Updated: Jan 11
"Right this way, your table's waiting..."
Fifty-five years ago, the musical “Cabaret” took Broadway by storm, winning eight Tony Awards as well as being turned into an Oscar winning film. Bookwriter Joe Masteroff, composer John Kander, and lyricist Fred Ebb based the show on both Christopher Isherwood's 1939 novel "Goodbye to Berlin," an autobiography of his time while living in Berlin around 1930, and John Van Druten's 1951 theatrical adaptation of the novel, “I Am a Camera.”
In the late 1990s, Sam Mendes and Rob Marshall took this classic show, rethought it and turned it into a raw, gritty explosion, full of atmospheric elements, a scantily clad cast, and sensational images that ratcheted up the shock factor of the plight of thousands of Berlin’s citizens, as the Third Reich firmly tightened its grip on Germany.
“Cabaret” has always presented a rather unique set of theatrical challenges, walking a fine line between those big, sassy musical numbers, a cheeky, underworld vibe and the story’s ultimately harrowing conclusion. But now, the Academy for the Performing Arts at Huntington Beach High School recreates this thrilling musical production, masterfully and intimately performed in the APA Studio Theater through January 16th.
“Cabaret” is directed and musically directed by Tim Nelson, now in his 25th year at the academy. Bursting with a bevy of Broadway’s greatest hits, this visceral tale of a love/war struggle to survive simultaneously disarms and delights the viewer.
Set in 1931 during the fever pitch of Nazism in Germany's capital city, "Cabaret" plays out against scenes set inside the seedy Berlin nightclub called the Kit Kat Klub, with a mischievous Emcee overseeing the wanton needs of its carefree customers while Hitler's rise to power is happening just outside its doors.

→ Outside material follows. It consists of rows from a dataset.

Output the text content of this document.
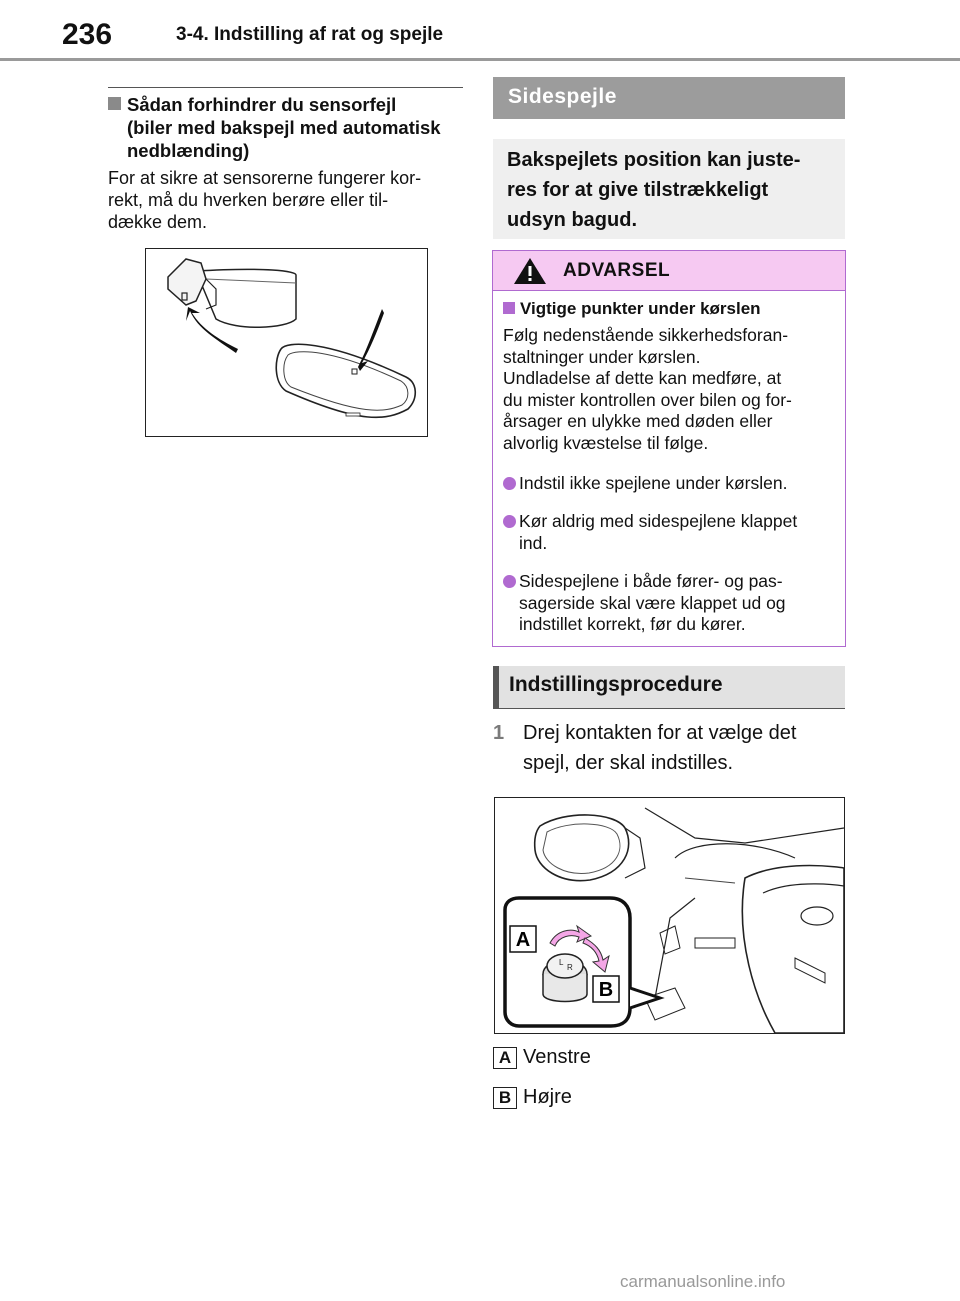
236	3-4. Indstilling af rat og spejle
Sådan forhindrer du sensorfejl
(biler med bakspejl med automatisk
nedblænding)
For at sikre at sensorerne fungerer kor-
rekt, må du hverken berøre eller til-
dække dem.
Sidespejle
Bakspejlets position kan juste-
res for at give tilstrækkeligt
udsyn bagud.
ADVARSEL
Vigtige punkter under kørslen
Følg nedenstående sikkerhedsforan-
staltninger under kørslen.
Undladelse af dette kan medføre, at
du mister kontrollen over bilen og for-
årsager en ulykke med døden eller
alvorlig kvæstelse til følge.
Indstil ikke spejlene under kørslen.
Kør aldrig med sidespejlene klappet
ind.
Sidespejlene i både fører- og pas-
sagerside skal være klappet ud og
indstillet korrekt, før du kører.
Indstillingsprocedure
1 Drej kontakten for at vælge det
spejl, der skal indstilles.
A
B
L
R
A Venstre
B Højre
carmanualsonline.info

Stepping into the Emcee's suspenders, Nick Daniel sardonically and fearlessly presides over the show and has a genuinely unsettling stage presence with his slicked-down hair, lustful eyes and predatory stillness. Beaming with chilling charisma, the sly Mr. Daniel conjures up an androgynous miscreant whose smile hides something much darker and grimmer. To his credit, Mr. Daniel brims over with impish energy, throwing himself physically, even maniacally, into the role, and there is a potent mixture of both malignity and glee in his performance as he pulls you in like a moth to a flame.
“Leave your troubles outside,” the Emcee coos. “Life is disappointing? Forget it!”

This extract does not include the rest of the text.